Masih mengusung tema "Back to The Culture" seperti tahun sebelumnya, DCF ke-15 yang digelar pada 23-24 Agustus 2025 lalu benar-benar mengajak kita kembali ke akarnya. Lokasinya masih sama, di Dataran Tinggi Dieng, Desa Dieng Kulon, Kabupaten Banjarnegara. Hanya saja kali ini ada 4 venue yang sama sama dilabeli "utama". Yaitu Venue Pandawa, Venue Gatotkaca, Venue Arjuna dan Venue Komplek Candi Arjuna.  

 

Kedengarannya berat dan serius ya? Tapi kenyataannya, tema ini bener-bener ngubah wajah DCF yang selama ini kita kenal.

 

Menurut mas mas panitia yang sempat ngobrol, hal ini dimaksudkan agar terjadi pemerataan hiburan dan bisa mengakomodir banyaknya kesenian yang ditampilkan pada momen itu. Sebut saja tari Ndolalak,  Tari Lengger Patak Banteng, Keroncong, Kubro Siswo, dan Kethoprak Conthong, juga Tari Rampak Yakso, Reog Bimolukar, Kesenian Jepin, dan lain sebagainya yang tampil menghibur masyarakat Dieng dan pengunjung tanpa harus memikirkan untuk membeli tiket. 




By the way, berikut sedikit pendapatku (dari sudut pandang pribadi tentunya)  tentang hal hal yang ada di seputaran Dieng Culture Festival XV tahun 2025 yang lalu :


YANG BIKIN JATUH CINTA (PLUSNYA)

1. Wajah Baru Dieng yang Lebih "Glowing" 

Harus diakui, absennya DCF di tahun sebelumnya demi proyek penataan kawasan itu worth it. Wajah kawasan Candi Arjuna sekarang jauh lebih rapi. Trotoar lebih manusiawi buat pejalan kaki (meskipun tetep aja penuh sesak pas acara), dan penataan venue terasa lebih terkonsep. Nggak ada lagi tuh kesan kumuh yang terlalu parah di area utama.

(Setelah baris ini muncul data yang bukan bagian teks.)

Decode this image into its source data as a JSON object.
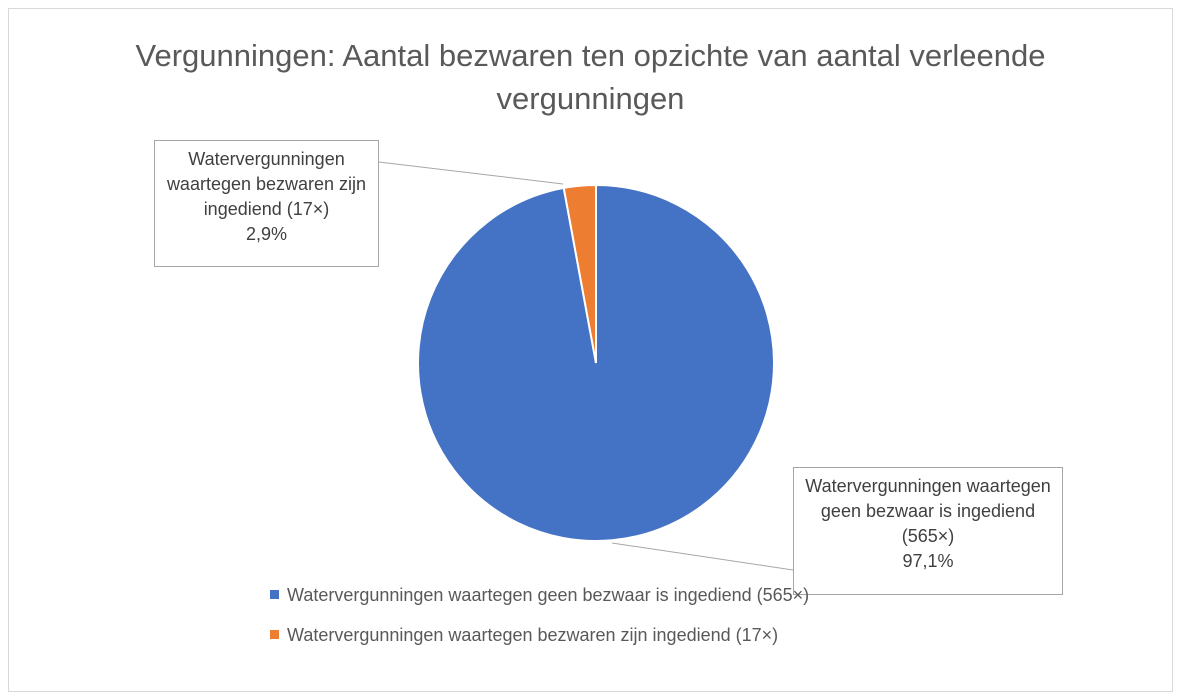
{
  "chart_data": {
    "type": "pie",
    "title": "Vergunningen: Aantal bezwaren ten opzichte van aantal verleende vergunningen",
    "categories": [
      "Watervergunningen waartegen geen bezwaar is ingediend (565×)",
      "Watervergunningen waartegen bezwaren zijn ingediend (17×)"
    ],
    "values": [
      97.1,
      2.9
    ],
    "value_labels": [
      "97,1%",
      "2,9%"
    ],
    "colors": [
      "#4472c4",
      "#ed7d31"
    ],
    "legend": "bottom"
  }
}
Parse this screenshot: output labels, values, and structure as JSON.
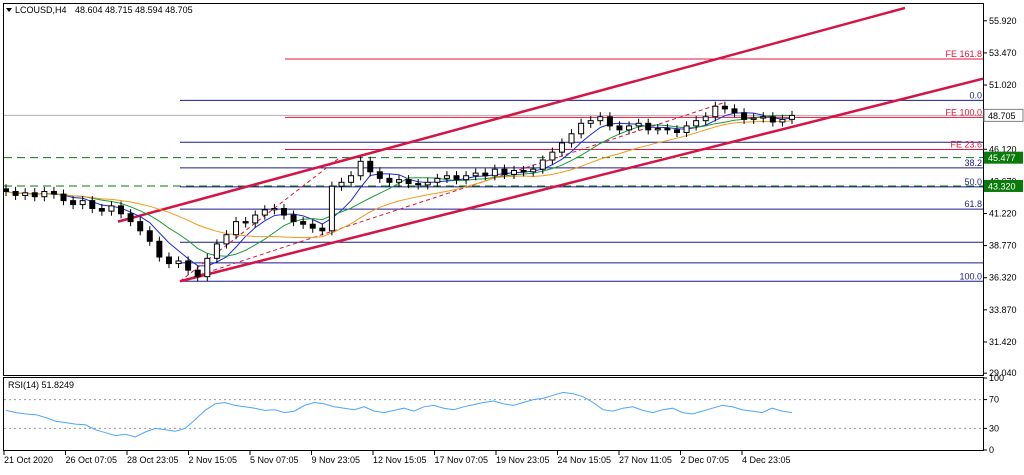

2. "Symphony Dieng" yang Bikin Merinding 

Oke, ini poin yang tricky. Banyak yang sedih karena format musiknya berubah (nanti kita bahas di poin minus), tapi harus diakui, konsep Symphony Dieng kemarin itu magis banget. Mendengar alunan lagu dari Nugie, Tiara Andini, Monita Tahalea dan orkestra dari Gamelan Orkestra Prawiratama dari Yogyakarta di tengah suhu 5 derajat celcius, dibalut kabut tipis, itu rasanya... ethereal. Mewah!

Aransemen musik yang megah, lighting yang cetar membahana berpadu sama mistisnya suasana dataran tinggi bikin bulu kuduk berdiri (bukan cuma karena dingin, ya!). Ini ngasih experience baru yang lebih "mahal" dan kontemplatif dibanding sekadar loncat-loncat nonton konser biasa.






3. Ritual Rambut Gimbal yang Lebih Sakral 

Sesuai temanya, "Back to The Culture", prosesi pencukuran rambut gimbal tahun ini terasa lebih khidmat. Panitia sepertinya bener-bener mau balikin "roh" acara ini ke akarnya. Kalau tahun-tahun sebelumnya ritual ini kadang "ketutup" sama hingar-bingar panggung musik, kemarin sorotannya bener-bener penuh ke adik-adik rambut gimbal.

Melihat prosesi jamasan sampai pelarungan, rasanya kita jadi diingetin lagi kalau DCF itu bukan cuma soal hura-hura, tapi soal doa dan tradisi leluhur yang harus dijaga. Respect!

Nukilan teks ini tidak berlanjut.